Most of the thoroughly exhausted survivors had gone straight to bed on reaching the hotel, forgoing the evening meal for the sleep they so badly needed. But not all of them, for a few of the hardier souls were to be found in the hotel bar celebrating their survival. Among these were Gareth Lloyd and Abu Seku. The Ghanaian’s presence in the bar had been tacitly approved by the proprietor notwithstanding the proscriptions of apartheid. The two men were at a table in a corner discussing their experiences over a long succession of beers.

‘To think,’ said Gareth Lloyd, ‘that we wouldn’t be here at all but for that bearing failure.’

‘That’s life.’ Abu Seku poured a generous draught of lager down his throat. ‘Poor old Jonah. He didn’t know what he was letting us in for.’

‘Maybe it was not his fault. Electronic alarm systems are fine once the teething troubles have been ironed out. I don’t think we’d yet done that.’

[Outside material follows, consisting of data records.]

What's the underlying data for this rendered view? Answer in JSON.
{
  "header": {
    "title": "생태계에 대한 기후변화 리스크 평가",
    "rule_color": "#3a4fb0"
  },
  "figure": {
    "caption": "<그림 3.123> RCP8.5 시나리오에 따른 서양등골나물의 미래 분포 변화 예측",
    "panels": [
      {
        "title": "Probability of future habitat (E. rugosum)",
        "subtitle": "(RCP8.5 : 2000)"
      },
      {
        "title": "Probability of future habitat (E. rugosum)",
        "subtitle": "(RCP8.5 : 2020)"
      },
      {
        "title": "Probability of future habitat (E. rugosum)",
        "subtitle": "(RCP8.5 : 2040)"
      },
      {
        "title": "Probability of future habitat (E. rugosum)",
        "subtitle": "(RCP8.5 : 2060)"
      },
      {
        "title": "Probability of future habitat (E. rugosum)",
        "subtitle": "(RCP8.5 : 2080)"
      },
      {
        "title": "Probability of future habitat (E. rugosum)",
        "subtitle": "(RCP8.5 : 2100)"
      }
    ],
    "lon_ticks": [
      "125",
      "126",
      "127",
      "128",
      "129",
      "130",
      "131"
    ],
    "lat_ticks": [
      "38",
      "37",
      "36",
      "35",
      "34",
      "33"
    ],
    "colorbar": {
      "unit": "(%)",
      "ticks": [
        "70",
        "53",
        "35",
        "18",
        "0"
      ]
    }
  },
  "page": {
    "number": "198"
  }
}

‘It would have to be Jonah that lost his life, wouldn’t it. Unlucky to the end.’

‘Maybe it was better that way. His wife’s death was too much for him.’

‘Yeh. Could be.’ The African drank thoughtfully. ‘My Welsh friend, I must tell you something. This beer is great. Really great.’ He looked round the room, leant forward, his manner conspiratorial. ‘Can you imagine. Me, a black man from the Ghana bush, sitting here
illegally
drinking it. Now isn’t that wonderful?’

‘Indeed it is, my friend. Talking as a white from the wrong side of the Cardiff tracks, I am astonished.’ Gareth Lloyd raised his tankard.‘But anyway, here’s to two great marine engineers.’

‘Yes, sir. I like that.’ Abu Seku clinked his tankard against the
Welshman’s. ‘You know, it’s not so many hours since I thought we’d have to swim for it. Jesus, I was praying then. Asking for pardon for all the lousy things I’ve done. Promising never to do them again. Just like that I was.’

‘Tell you something for your black ears alone. Very confidential it is.’

‘What’s that, man?’

‘I cannot swim.’

‘So you can’t swim. Now isn’t that something. Hey, you know, you had a great chance to learn out there, Gareth. Anyway, there I was praying to the Lord to save me, and at the same time thanking him that he had me born in Ghana. You know, surf boats and the surf. That was my life. Swim like a bloody black fish, I could. I tell you, man. Big waves coming in like they want to eat you up. But nice and warm that West Coast water. Very warm. And good sand to land on. I didn’t fancy making that swim last night. Cold water and big black rocks. Jesus. And maybe the Lord too busy with all the other guys because they couldn’t swim like me. You know he has to be fair to all.’

The Welshman looked up from under shaggy eyebrows. ‘He has indeed, Abu.’ He grabbed the empty tankards and stood up. ‘Let’s have some more beer.’